Reading and Rewriting History Students learn to read critically as they plunge into primary and secondary sources looking for historical fact.

Several years ago, we toured a swanky new middle school rising on the broken asphalt of an urban parking lot. This public school had a mission statement that read like a recruiting poster for a high-tech start-up: Students would gain the skills not only to cope with the “information demands of the digital age” but also to “flourish in it.” A 13-year-old guide led us to a classroom gleaming with computers where the teacher circled among students working on reports on different countries.We sidled up to one group huddled over textbooks and a stack of printouts from the Web.
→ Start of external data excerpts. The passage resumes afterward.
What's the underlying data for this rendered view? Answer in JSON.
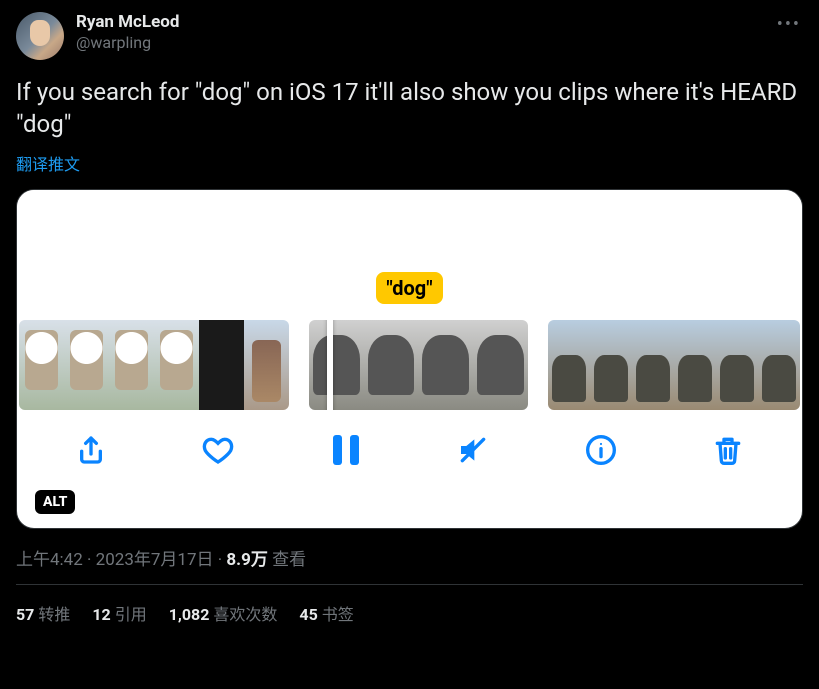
{
  "author": {
    "display_name": "Ryan McLeod",
    "handle": "@warpling"
  },
  "tweet_text": "If you search for \"dog\" on iOS 17 it'll also show you clips where it's HEARD \"dog\"",
  "translate_label": "翻译推文",
  "media": {
    "search_term": "\"dog\"",
    "alt_badge": "ALT"
  },
  "meta": {
    "time": "上午4:42",
    "date": "2023年7月17日",
    "views_number": "8.9万",
    "views_label": "查看",
    "separator": " · "
  },
  "stats": {
    "retweets": {
      "count": "57",
      "label": "转推"
    },
    "quotes": {
      "count": "12",
      "label": "引用"
    },
    "likes": {
      "count": "1,082",
      "label": "喜欢次数"
    },
    "bookmarks": {
      "count": "45",
      "label": "书签"
    }
  },
  "icons": {
    "more": "•••"
  }
}
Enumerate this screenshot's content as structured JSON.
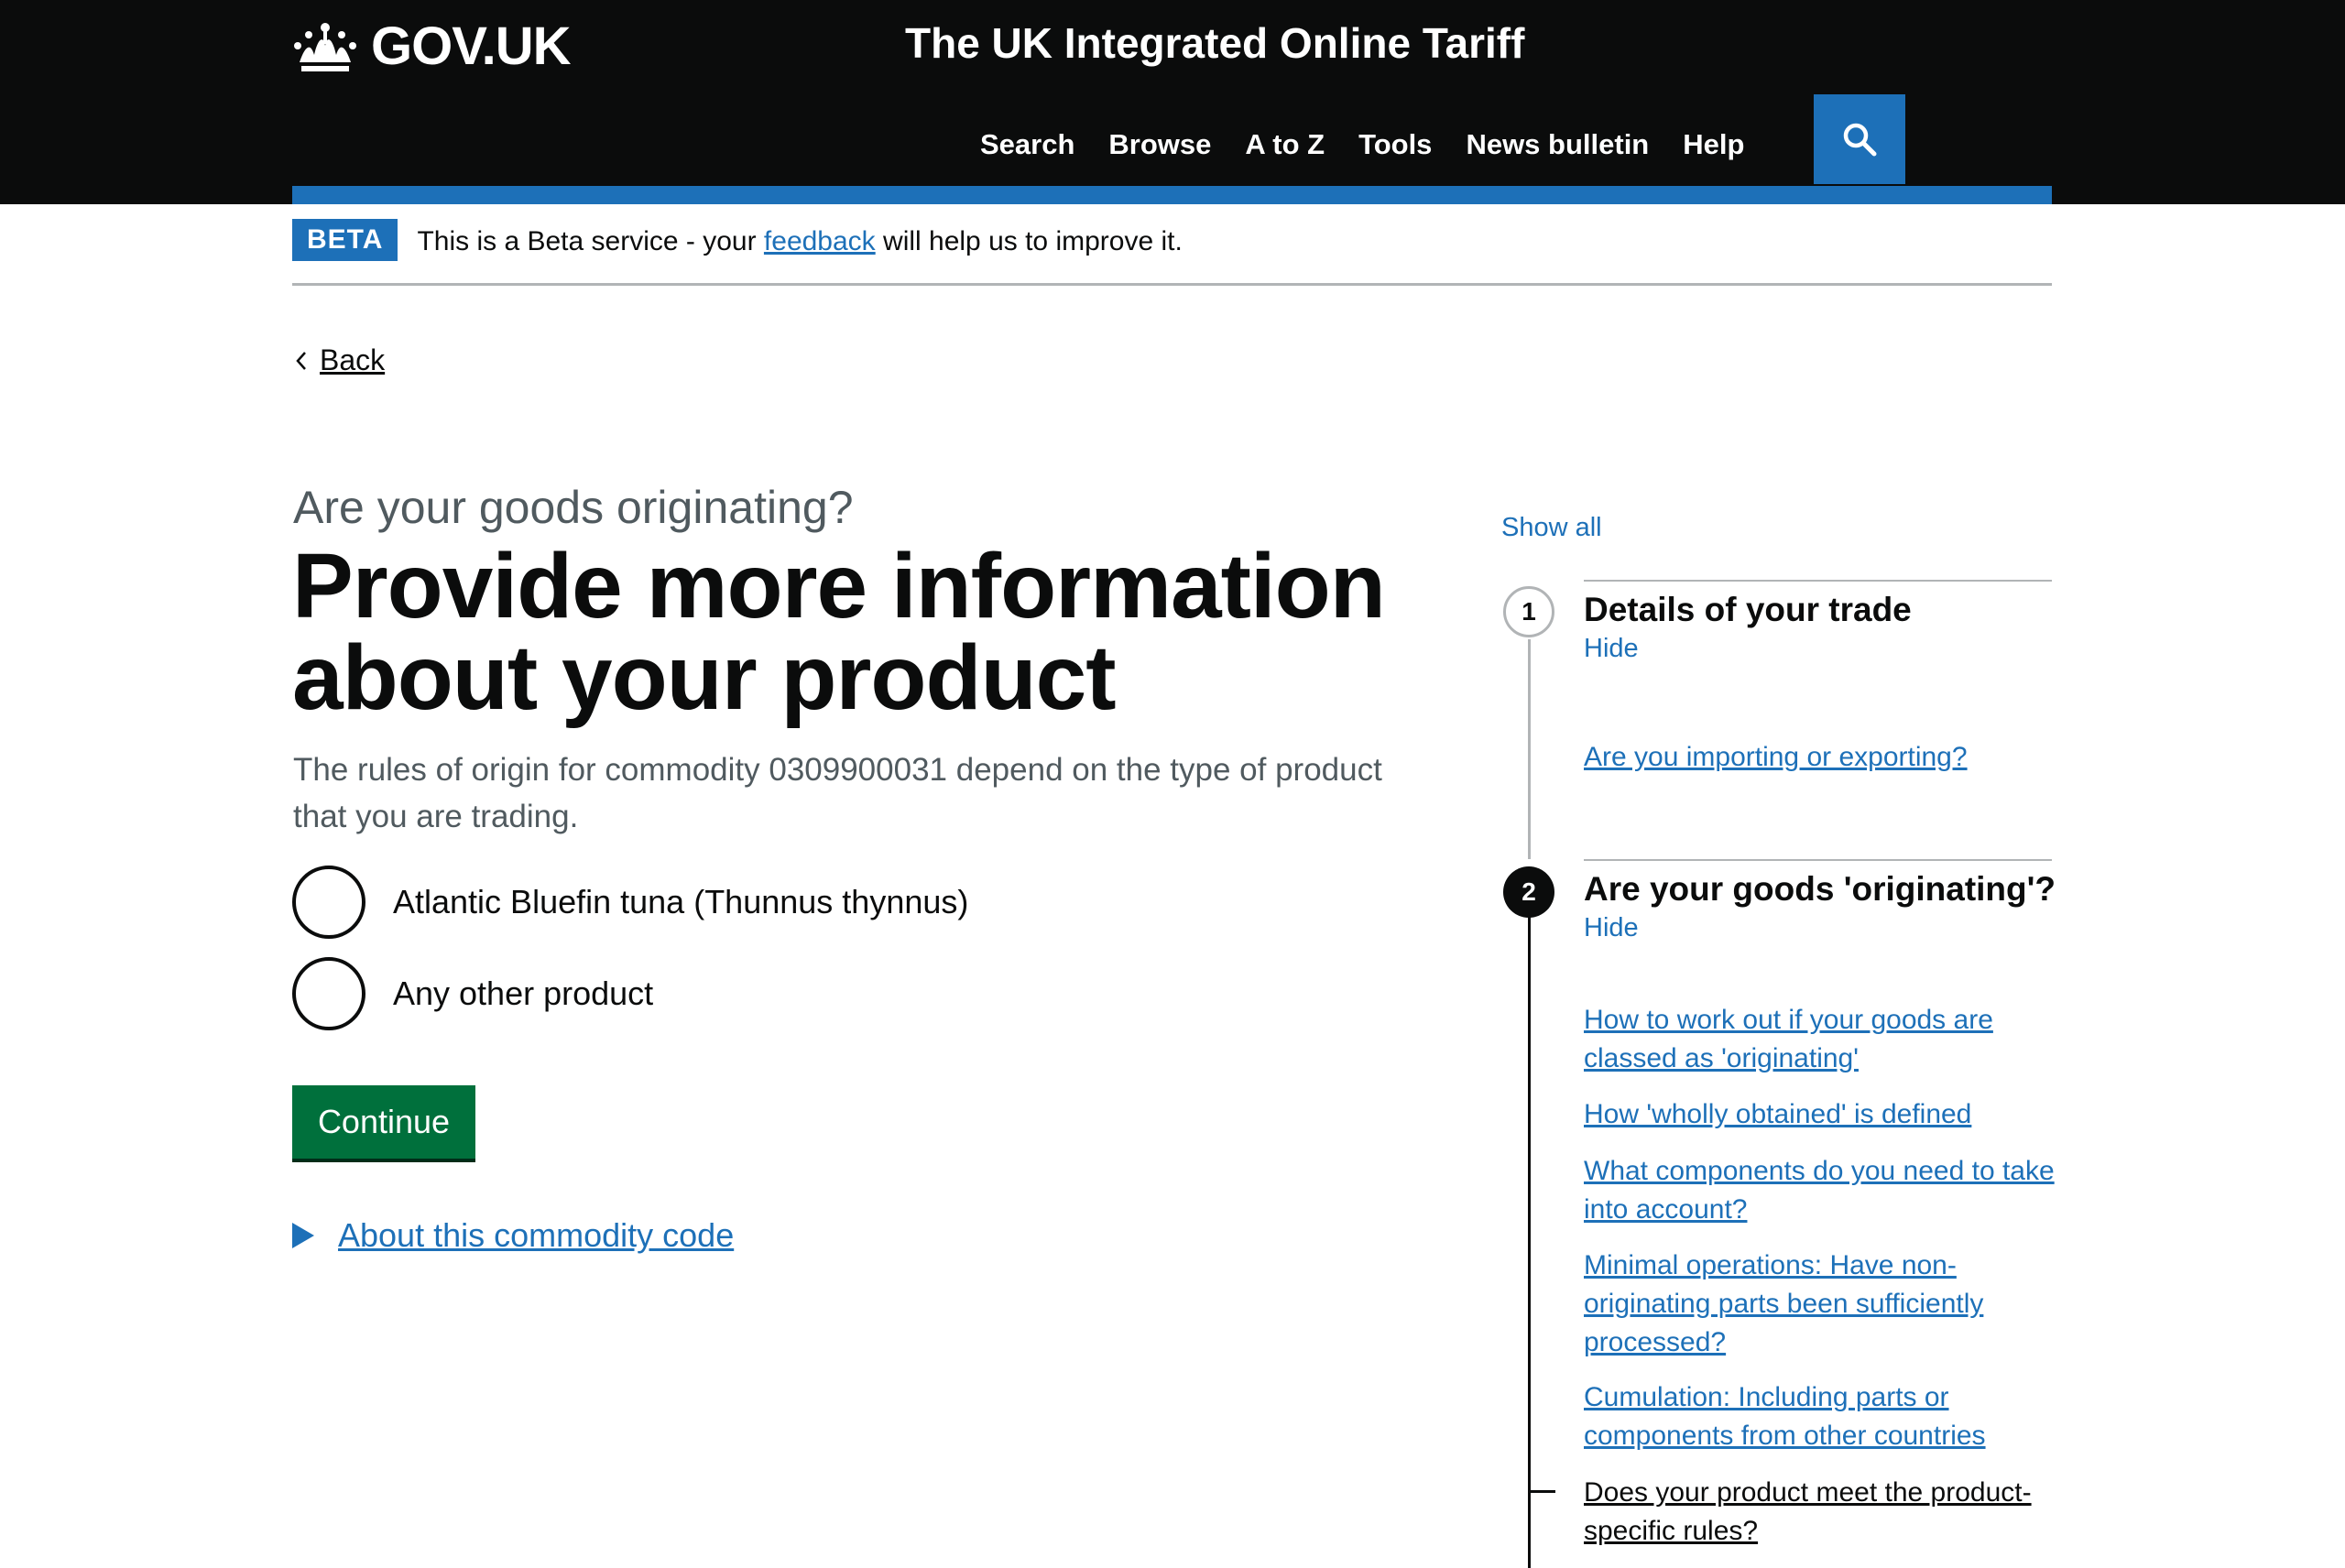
{
  "header": {
    "logo_text": "GOV.UK",
    "service_title": "The UK Integrated Online Tariff",
    "nav": [
      "Search",
      "Browse",
      "A to Z",
      "Tools",
      "News bulletin",
      "Help"
    ]
  },
  "phase_banner": {
    "tag": "BETA",
    "text_before": "This is a Beta service - your ",
    "link": "feedback",
    "text_after": " will help us to improve it."
  },
  "back_link": "Back",
  "main": {
    "caption": "Are your goods originating?",
    "heading": "Provide more information about your product",
    "hint": "The rules of origin for commodity 0309900031 depend on the type of product that you are trading.",
    "options": [
      "Atlantic Bluefin tuna (Thunnus thynnus)",
      "Any other product"
    ],
    "continue_label": "Continue",
    "details_summary": "About this commodity code"
  },
  "step_nav": {
    "show_all": "Show all",
    "steps": [
      {
        "number": "1",
        "title": "Details of your trade",
        "toggle": "Hide",
        "links": [
          "Are you importing or exporting?"
        ]
      },
      {
        "number": "2",
        "title": "Are your goods 'originating'?",
        "toggle": "Hide",
        "links": [
          "How to work out if your goods are classed as 'originating'",
          "How 'wholly obtained' is defined",
          "What components do you need to take into account?",
          "Minimal operations: Have non-originating parts been sufficiently processed?",
          "Cumulation: Including parts or components from other countries",
          "Does your product meet the product-specific rules?"
        ]
      }
    ]
  },
  "colors": {
    "header_bg": "#0b0c0c",
    "brand_blue": "#1d70b8",
    "button_green": "#00703c",
    "secondary_text": "#505a5f"
  }
}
In neat letters at the top of a “knowledge poster,” we spied the word “Pakistan” and the phrase “parliamentary democracy . . . religious freedom for all.” We posed a straightforward question to the group: “How do you know that's true?” A pigtailed girl with a gleam in her eye—clearly this quartet's leader—grabbed her book and thrust it under our noses: “See,” she said, using her finger to locate truth. “Page 242. It says it right here.” We persisted: “How do you know that's true?”Judging from this student's quizzical expression, we might as well have phrased our question in Martian. A second girl came to the rescue by summoning us to her laptop. “Look,” she said, pointing to the government of Pakistan's official Web site. “It says it here, too.” We continued, unmoved: “But what if we went to India's Web site, and it said that Pakistan was a totalitarian regime that oppressed Hindus and other religious minorities? What then?” The students put their heads together and in an instant arrived at their response. “We'd vote,” they said.